Reduce Athena costs by: (1) Partitioning tables to scan only relevant data, (2) Using columnar formats like Parquet or ORC with compression, (3) Limiting columns in SELECT statements instead of SELECT *, (4) Using provisioned capacity for predictable workloads, and (5) Implementing query result caching to avoid re-scanning data.

When should I use Athena provisioned capacity?

Use Athena provisioned capacity when you have predictable, high-volume query workloads that scan more than 100 TB per month. Provisioned capacity offers consistent performance with DPU-hour pricing, which can be more cost-effective than on-demand ($5/TB) for heavy users. For sporadic or unpredictable workloads, on-demand pricing is typically better.

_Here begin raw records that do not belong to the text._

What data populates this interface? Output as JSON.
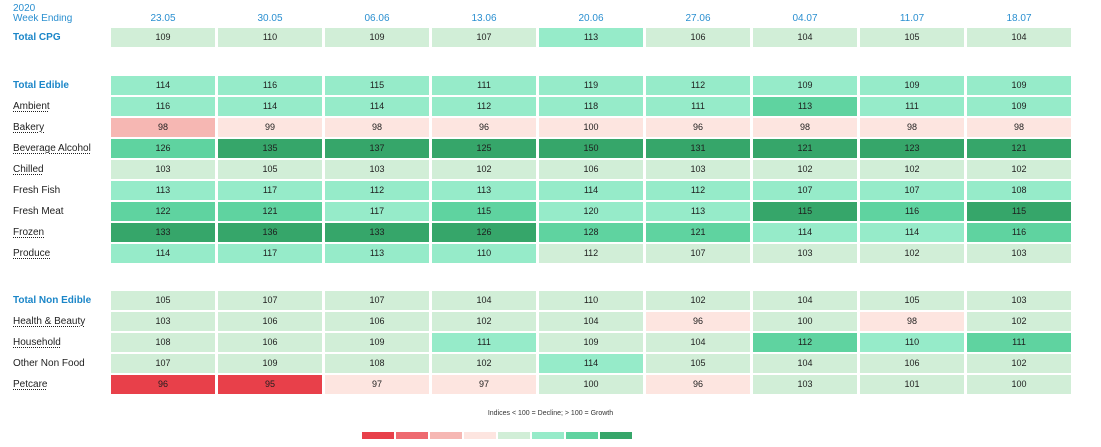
{
  "year_label": "2020",
  "week_label": "Week Ending",
  "note": "Indices < 100 = Decline; > 100 = Growth",
  "legend_colors": [
    "#e8404a",
    "#ee6a70",
    "#f6b7b3",
    "#fde5e0",
    "#d1eed7",
    "#96ebc9",
    "#5fd3a0",
    "#36a66a"
  ],
  "chart_data": {
    "type": "heatmap",
    "title": "",
    "x": [
      "23.05",
      "30.05",
      "06.06",
      "13.06",
      "20.06",
      "27.06",
      "04.07",
      "11.07",
      "18.07"
    ],
    "rows": [
      {
        "label": "Total CPG",
        "style": "total",
        "values": [
          109,
          110,
          109,
          107,
          113,
          106,
          104,
          105,
          104
        ]
      },
      {
        "label": "Total Edible",
        "style": "total",
        "values": [
          114,
          116,
          115,
          111,
          119,
          112,
          109,
          109,
          109
        ]
      },
      {
        "label": "Ambient",
        "style": "sub",
        "values": [
          116,
          114,
          114,
          112,
          118,
          111,
          113,
          111,
          109
        ]
      },
      {
        "label": "Bakery",
        "style": "sub",
        "values": [
          98,
          99,
          98,
          96,
          100,
          96,
          98,
          98,
          98
        ]
      },
      {
        "label": "Beverage Alcohol",
        "style": "sub",
        "values": [
          126,
          135,
          137,
          125,
          150,
          131,
          121,
          123,
          121
        ]
      },
      {
        "label": "Chilled",
        "style": "sub",
        "values": [
          103,
          105,
          103,
          102,
          106,
          103,
          102,
          102,
          102
        ]
      },
      {
        "label": "Fresh Fish",
        "style": "plain",
        "values": [
          113,
          117,
          112,
          113,
          114,
          112,
          107,
          107,
          108
        ]
      },
      {
        "label": "Fresh Meat",
        "style": "plain",
        "values": [
          122,
          121,
          117,
          115,
          120,
          113,
          115,
          116,
          115
        ]
      },
      {
        "label": "Frozen",
        "style": "sub",
        "values": [
          133,
          136,
          133,
          126,
          128,
          121,
          114,
          114,
          116
        ]
      },
      {
        "label": "Produce",
        "style": "sub",
        "values": [
          114,
          117,
          113,
          110,
          112,
          107,
          103,
          102,
          103
        ]
      },
      {
        "label": "Total Non Edible",
        "style": "total",
        "values": [
          105,
          107,
          107,
          104,
          110,
          102,
          104,
          105,
          103
        ]
      },
      {
        "label": "Health & Beauty",
        "style": "sub",
        "values": [
          103,
          106,
          106,
          102,
          104,
          96,
          100,
          98,
          102
        ]
      },
      {
        "label": "Household",
        "style": "sub",
        "values": [
          108,
          106,
          109,
          111,
          109,
          104,
          112,
          110,
          111
        ]
      },
      {
        "label": "Other Non Food",
        "style": "plain",
        "values": [
          107,
          109,
          108,
          102,
          114,
          105,
          104,
          106,
          102
        ]
      },
      {
        "label": "Petcare",
        "style": "sub",
        "values": [
          96,
          95,
          97,
          97,
          100,
          96,
          103,
          101,
          100
        ]
      }
    ],
    "cell_colors": [
      [
        "#d1eed7",
        "#d1eed7",
        "#d1eed7",
        "#d1eed7",
        "#96ebc9",
        "#d1eed7",
        "#d1eed7",
        "#d1eed7",
        "#d1eed7"
      ],
      [
        "#96ebc9",
        "#96ebc9",
        "#96ebc9",
        "#96ebc9",
        "#96ebc9",
        "#96ebc9",
        "#96ebc9",
        "#96ebc9",
        "#96ebc9"
      ],
      [
        "#96ebc9",
        "#96ebc9",
        "#96ebc9",
        "#96ebc9",
        "#96ebc9",
        "#96ebc9",
        "#5fd3a0",
        "#96ebc9",
        "#96ebc9"
      ],
      [
        "#f6b7b3",
        "#fde5e0",
        "#fde5e0",
        "#fde5e0",
        "#fde5e0",
        "#fde5e0",
        "#fde5e0",
        "#fde5e0",
        "#fde5e0"
      ],
      [
        "#5fd3a0",
        "#36a66a",
        "#36a66a",
        "#36a66a",
        "#36a66a",
        "#36a66a",
        "#36a66a",
        "#36a66a",
        "#36a66a"
      ],
      [
        "#d1eed7",
        "#d1eed7",
        "#d1eed7",
        "#d1eed7",
        "#d1eed7",
        "#d1eed7",
        "#d1eed7",
        "#d1eed7",
        "#d1eed7"
      ],
      [
        "#96ebc9",
        "#96ebc9",
        "#96ebc9",
        "#96ebc9",
        "#96ebc9",
        "#96ebc9",
        "#96ebc9",
        "#96ebc9",
        "#96ebc9"
      ],
      [
        "#5fd3a0",
        "#5fd3a0",
        "#96ebc9",
        "#5fd3a0",
        "#96ebc9",
        "#96ebc9",
        "#36a66a",
        "#5fd3a0",
        "#36a66a"
      ],
      [
        "#36a66a",
        "#36a66a",
        "#36a66a",
        "#36a66a",
        "#5fd3a0",
        "#5fd3a0",
        "#96ebc9",
        "#96ebc9",
        "#5fd3a0"
      ],
      [
        "#96ebc9",
        "#96ebc9",
        "#96ebc9",
        "#96ebc9",
        "#d1eed7",
        "#d1eed7",
        "#d1eed7",
        "#d1eed7",
        "#d1eed7"
      ],
      [
        "#d1eed7",
        "#d1eed7",
        "#d1eed7",
        "#d1eed7",
        "#d1eed7",
        "#d1eed7",
        "#d1eed7",
        "#d1eed7",
        "#d1eed7"
      ],
      [
        "#d1eed7",
        "#d1eed7",
        "#d1eed7",
        "#d1eed7",
        "#d1eed7",
        "#fde5e0",
        "#d1eed7",
        "#fde5e0",
        "#d1eed7"
      ],
      [
        "#d1eed7",
        "#d1eed7",
        "#d1eed7",
        "#96ebc9",
        "#d1eed7",
        "#d1eed7",
        "#5fd3a0",
        "#96ebc9",
        "#5fd3a0"
      ],
      [
        "#d1eed7",
        "#d1eed7",
        "#d1eed7",
        "#d1eed7",
        "#96ebc9",
        "#d1eed7",
        "#d1eed7",
        "#d1eed7",
        "#d1eed7"
      ],
      [
        "#e8404a",
        "#e8404a",
        "#fde5e0",
        "#fde5e0",
        "#d1eed7",
        "#fde5e0",
        "#d1eed7",
        "#d1eed7",
        "#d1eed7"
      ]
    ]
  }
}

How much do Athena for Apache Spark sessions cost?

Athena for Apache Spark charges based on DPU-hours consumed by your notebook sessions. A DPU (Data Processing Unit) provides 4 vCPUs and 16 GB of memory. Pricing varies by region, typically around $0.30-0.40 per DPU-hour. Spark applications automatically scale compute resources based on workload demands, and you only pay for actual usage time.

What counts as data scanned in Athena queries?

Athena charges based on the amount of data read from S3 to execute your query, measured in TB. Partitioning, columnar formats (Parquet/ORC), and compression significantly reduce data scanned. For example, a query on a 1 TB Parquet table might only scan 100 GB if properly partitioned and selecting specific columns, costing $0.50 instead of $5.